Functions like read and stdlib calls like memcpy get special privilege by virtue of being implemented through system calls and assembly. Also for memcpy, it's completely fine to alias any object to (not from) a char *. The standard made this part of the rules because it would break everything. The chief problem here is going from a byte array to an object.

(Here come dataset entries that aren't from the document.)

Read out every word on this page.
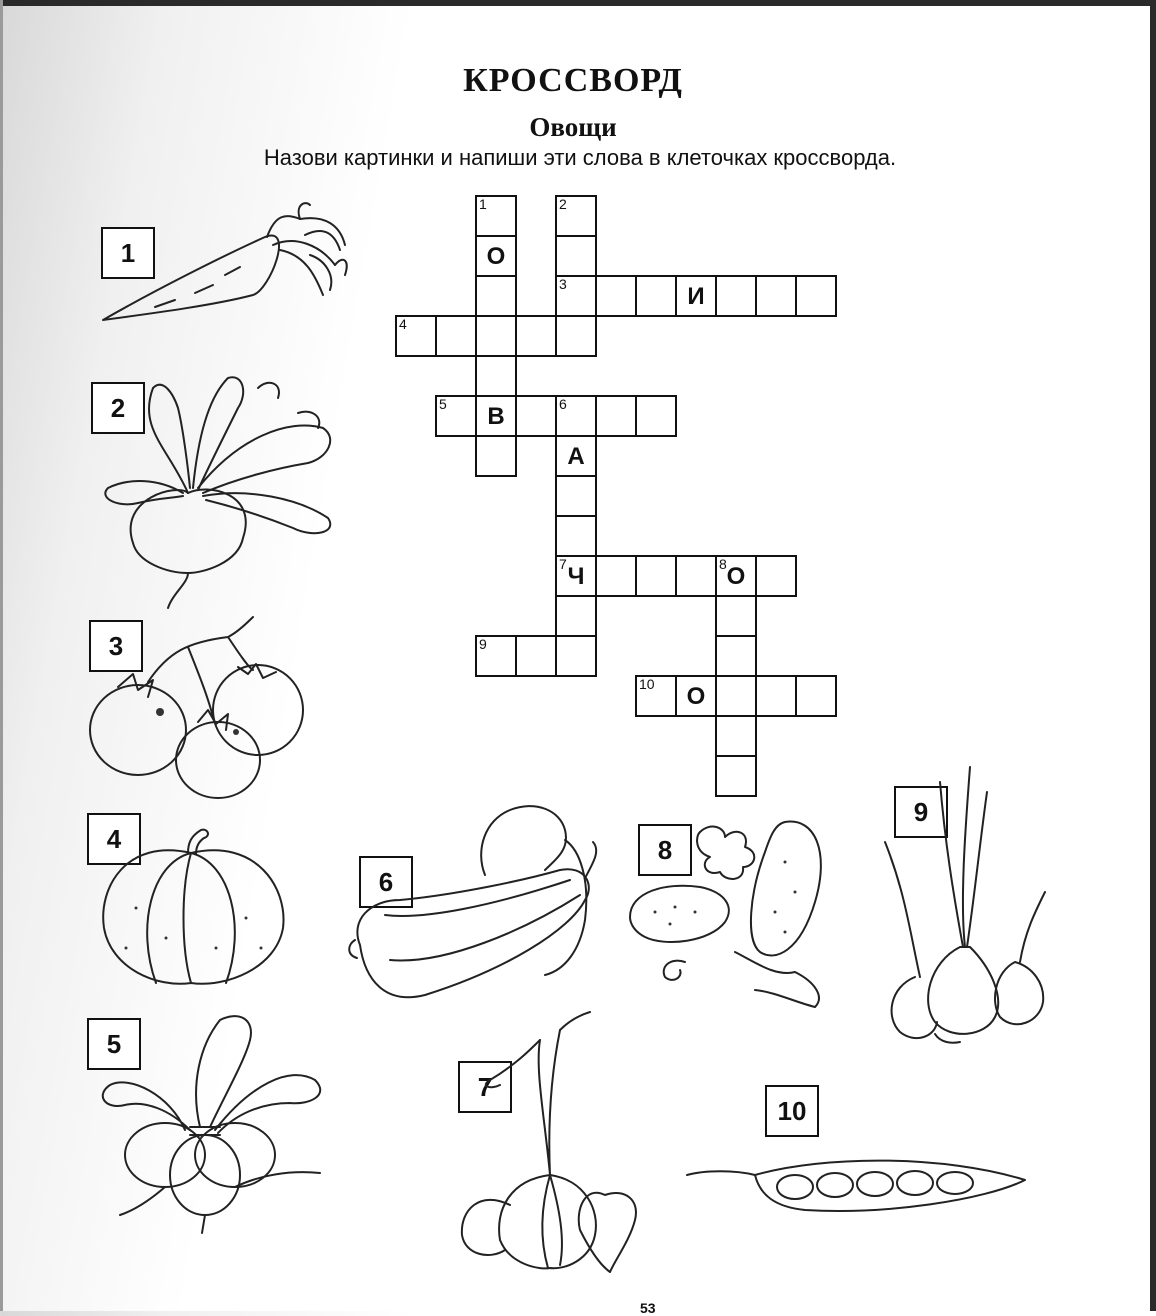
КРОССВОРД
Овощи
Назови картинки и напиши эти слова в клеточках кроссворда.
1
О
В
2
3	И
4
5	6
А
7 Ч	8 О
9
10	О
1
2
3
4
5
6
7
8
9
10
53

memcpy is implemented partially in assembly. Using the i386 path in glibc as an example, it invokes macros for BYTE_COPY_FWD and PAGE_COPY_FWD, which wraps WORD_COPY_FWD. These macros are implemented as assembly, which the compiler can't treat with the same semantic analysis as if they were written normal C expressions. https://github.com/lattera/glibc/blob/master/string/memcpy.c https://github.com/lattera/glibc/blob/master/sysdeps/i386/memcopy.h#L26

read, at least on linux, is implemented as a system call, and linux itself is built with the -fno-strict-aliasing flag: https://lore.kernel.org/all/b3itcd$2bi$1@penguin.transmeta.com/ I can't speak too much to exactly how the posix syscalls are implemented in VxWorks and RTEMS since my experience with them is much more limited, but I would suppose that they're pretty careful about avoiding UB.

If they broke that for whatever reason, they'd have to give the resulting language a new name, like Rust or something. It wouldn't be C anymore.

I appreciate the joke - and I'll take the opportunity to mention that rust is currently a no-go for CFS and flight software in general because of a lack of first class support for platforms that aren't Linux, OSX, or Windows on arches that aren't x86 or ARM. There's also problems about how panics work and some other concerns, but suffice it to say that it's a major engineering effort to make rust amenable to flight software environments.